Few commodities can attest to holding the sort of cultural cachet that cigarettes do. Once heralded as among the most definitively “cool” status symbols in Western media and print, smoking’s ultimate descent is interesting in terms of being a public health issue in conflict with conventions of fashion and image. The latest efforts to prevent smoking altogether is Truth, a campaign targeted specifically at young people in an attempt to cut back on teen smoking. The campaign boasts huge progress, claiming that this last year only 9 percent of teens smoked, as opposed to 23 percent 14 years ago. Using the mantra #FinishIT, the goal is to eliminate teen smoking altogether.
Sleek and colorful, Truth’s Web site offers information about the history of Big Tobacco, including methods of advertising or production layered with facts about the dangers of tobacco for health. Periodically updated, this table of numbered facts occupy most of the screen in little tan boxes, offering search functions such as death, race and women. A tab labeled “About truth” is presumably the movement’s mission statement: “We are here to empower, not to judge.” At the top is a series of other mottos and statistics regarding the fight against teen smoking, punctuated by young, stylish people partying, running or simply looking snappy and cool.
The irony of this movement comes from the method of fighting Big Tobacco. The most popular campaigns to fight smoking have urged teens not to give into peer pressure and ignore those who would try and make smoking appear stylish or necessary as a status symbol. While the merit of this rhetoric is debatable, the sentiment is generally positive, encouraging young people to think and act as individuals.
The #FinishIT movement utilizes the same tactic, but instead of demonizing peer pressure, it actively uses it as a tool to fight teen smoking. While stating that judgment is not the goal of the cause, much of the information on the Web site and the things readers are encouraged to do actively serve the goal of ostracizing smokers. One example is the poll function, with user feedback, which says that “almost 80% of us didn’t kiss a smoker last month. We’ll pucker up to that.” While the fight against teen smoking is a noble cause, statements like this simply serve to antagonize smokers while depicting them as less worthy human beings.

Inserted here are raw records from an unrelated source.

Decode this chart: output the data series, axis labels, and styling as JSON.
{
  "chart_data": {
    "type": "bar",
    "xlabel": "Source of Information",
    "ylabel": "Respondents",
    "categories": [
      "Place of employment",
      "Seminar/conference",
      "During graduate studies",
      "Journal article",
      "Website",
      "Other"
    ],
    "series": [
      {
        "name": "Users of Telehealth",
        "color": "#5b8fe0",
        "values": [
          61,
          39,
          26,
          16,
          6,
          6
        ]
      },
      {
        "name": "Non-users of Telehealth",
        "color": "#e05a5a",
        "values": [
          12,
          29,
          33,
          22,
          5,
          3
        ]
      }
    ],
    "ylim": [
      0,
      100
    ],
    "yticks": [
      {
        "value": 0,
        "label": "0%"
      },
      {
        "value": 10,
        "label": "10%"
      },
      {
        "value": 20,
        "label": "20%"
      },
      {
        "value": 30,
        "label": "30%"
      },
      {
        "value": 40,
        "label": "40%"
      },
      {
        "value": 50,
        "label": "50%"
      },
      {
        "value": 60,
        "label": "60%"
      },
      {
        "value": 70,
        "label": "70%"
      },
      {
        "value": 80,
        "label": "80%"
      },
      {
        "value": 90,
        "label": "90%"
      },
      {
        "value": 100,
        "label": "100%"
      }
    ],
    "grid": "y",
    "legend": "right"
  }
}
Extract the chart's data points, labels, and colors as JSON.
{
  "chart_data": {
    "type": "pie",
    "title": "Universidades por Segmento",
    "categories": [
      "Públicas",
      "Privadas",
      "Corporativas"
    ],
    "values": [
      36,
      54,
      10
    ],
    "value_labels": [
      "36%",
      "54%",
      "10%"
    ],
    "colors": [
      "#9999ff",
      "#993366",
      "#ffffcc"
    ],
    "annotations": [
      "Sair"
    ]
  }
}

In a social media move similar to that of the recent “It’s On Us” movement at St. Olaf, proponents of the anti-smoking cause are encouraged to superimpose an orange X design over their social media profile pictures to show solidarity in the cause. While including on the website that the cause “loves smokers” and that the movement is not about “leaving them out,” this activity seems to fairly clearly reinforce exclusivity among participants while emphasizing peer pressure. If this sort of activity can gain any sort of traction online, the pressure to undergo such a simple task to change your online persona grows and grows. Although not intrinsically bad, this tactic is manipulative and asks individuals to support the cause simply because others already do, rather for its own merit.
If left unchecked, tactics for good can begin to use methods that work against their causes. In the case of this campaign and those like it, it is valuable to take a step back and look at not only the message being spread but the ways in which it is delivered to the people. It is a great victory that teen smoking is on the decline and I will celebrate the day it drops to zero, but until then, it is important to remember that smoking is the issue, and vilifying smokers isn’t a positive solution.